Anderlecht had zijn lesje geleerd. Zoveel was zeker. Drie jaar op rij was het als competitieleider de play-offs ingegaan, maar slechts twee keer had het met de landstitel gepronkt. En ook dan had het bloed, zweet en tranen gekost – remember de beslissende strafschop van Guillaume Gillet tegen Club Brugge vorig seizoen. De nieuwe competitieformule lag de Belgische recordkampioen niet, zoveel was duidelijk. Telkens was een concurrent uit de achtergrond kunnen terugkeren, geholpen door de halvering der punten. Dat wilde men in Brussel wel eens omdraaien nu. Van de nieuwe trainer John van den Brom werd niet verwacht dat hij na dertig speeldagen de rangschikking aanvoerde, aldus voorzitter Roger Vanden Stock en clubmanager Herman Van Holsbeeck in koor bij zijn presentatie, want daar koop je niets mee. Wie te vroeg zijn beste kruit verschiet, komt tekort in de play-offs. Beter ga je met een kleine achterstand maar fris de laatste rechte lijn in, wanneer alles wordt beslist. Dat er onderweg hier en daar een punt wordt verloren? Geen probleem. Zolang de titel maar in het vizier blijft.

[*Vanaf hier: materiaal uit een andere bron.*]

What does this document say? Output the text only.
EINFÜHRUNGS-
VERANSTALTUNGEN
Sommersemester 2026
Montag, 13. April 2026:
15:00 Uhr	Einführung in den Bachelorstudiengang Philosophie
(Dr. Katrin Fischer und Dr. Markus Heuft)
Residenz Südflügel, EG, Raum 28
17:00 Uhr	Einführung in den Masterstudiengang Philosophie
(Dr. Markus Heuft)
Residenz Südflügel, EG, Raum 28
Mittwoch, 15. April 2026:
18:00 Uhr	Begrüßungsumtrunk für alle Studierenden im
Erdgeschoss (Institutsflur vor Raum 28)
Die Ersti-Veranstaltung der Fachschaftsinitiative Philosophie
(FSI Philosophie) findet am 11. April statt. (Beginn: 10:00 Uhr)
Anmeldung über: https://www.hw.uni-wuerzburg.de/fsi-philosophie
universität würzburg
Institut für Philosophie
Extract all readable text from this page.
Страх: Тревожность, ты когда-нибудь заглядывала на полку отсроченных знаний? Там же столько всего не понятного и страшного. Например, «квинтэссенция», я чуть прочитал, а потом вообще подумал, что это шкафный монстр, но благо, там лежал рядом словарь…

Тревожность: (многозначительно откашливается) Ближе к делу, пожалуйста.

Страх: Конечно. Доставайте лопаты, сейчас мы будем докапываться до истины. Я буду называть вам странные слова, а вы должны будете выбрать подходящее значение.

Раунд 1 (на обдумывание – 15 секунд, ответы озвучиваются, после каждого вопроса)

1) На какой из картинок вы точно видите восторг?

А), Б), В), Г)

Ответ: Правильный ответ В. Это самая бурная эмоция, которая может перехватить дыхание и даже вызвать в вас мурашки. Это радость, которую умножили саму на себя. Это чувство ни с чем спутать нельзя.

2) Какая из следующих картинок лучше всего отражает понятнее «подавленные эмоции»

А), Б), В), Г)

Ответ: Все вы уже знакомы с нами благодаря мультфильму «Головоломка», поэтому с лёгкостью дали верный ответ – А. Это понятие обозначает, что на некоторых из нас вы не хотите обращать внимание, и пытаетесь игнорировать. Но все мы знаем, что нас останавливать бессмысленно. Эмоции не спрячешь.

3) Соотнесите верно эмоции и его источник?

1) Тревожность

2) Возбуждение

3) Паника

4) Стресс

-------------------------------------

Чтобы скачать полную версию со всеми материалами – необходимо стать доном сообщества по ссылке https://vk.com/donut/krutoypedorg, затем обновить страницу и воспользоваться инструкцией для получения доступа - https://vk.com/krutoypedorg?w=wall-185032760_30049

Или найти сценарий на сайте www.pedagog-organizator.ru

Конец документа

In die nieuwe strategie zette Anderlecht meer dan ooit in op de doorstroming van jong talent. De ingebruikname van het state of the art oefencomplex in Neerpede leek voor een nieuw bewustzijn te hebben gezorgd. De club verbond hieraan nu ook de consequentie dat het aanwezige talent speeltijd moest krijgen om zich te ontwikkelen. Vooral dat laatste had de doorslag gegeven in de keuze voor Van den Brom. Zelf noemde hij het een kwaliteit van zichzelf en het mooiste aan zijn vak. Omgaan met jonge spelers, hen beter maken en naar het eerste elftal brengen. Aan deze man met een Ajaxverleden liet Anderlecht het over de evenwichtsoefening tussen attractief voetbal, doorstroming én resultaat in goede banen te leiden.

Beredeneerde wissel

Maar eerst stond hij voor de allesbehalve vrijblijvende opdracht om Anderlecht voor het eerst in vijf jaar te plaatsen voor de Champions Leaguepoules. Dat lukte, zij het niet zonder moeite. In Cyprus verraste Van den Brom door af te stappen van zijn dominantieverhaal en voor een behouden aanpak te kiezen. Net als in het verleden tegen BATE Borisov en Partizan Belgrado werd de kwalificatie zo een kantje-boordverhaal. Maar met dit keer het geluk aan Brusselse kant. Kort voor het einde schoot Dieumerci Mbokani de bal van de kwalificatie voorbij de doelman van AEL Limassol.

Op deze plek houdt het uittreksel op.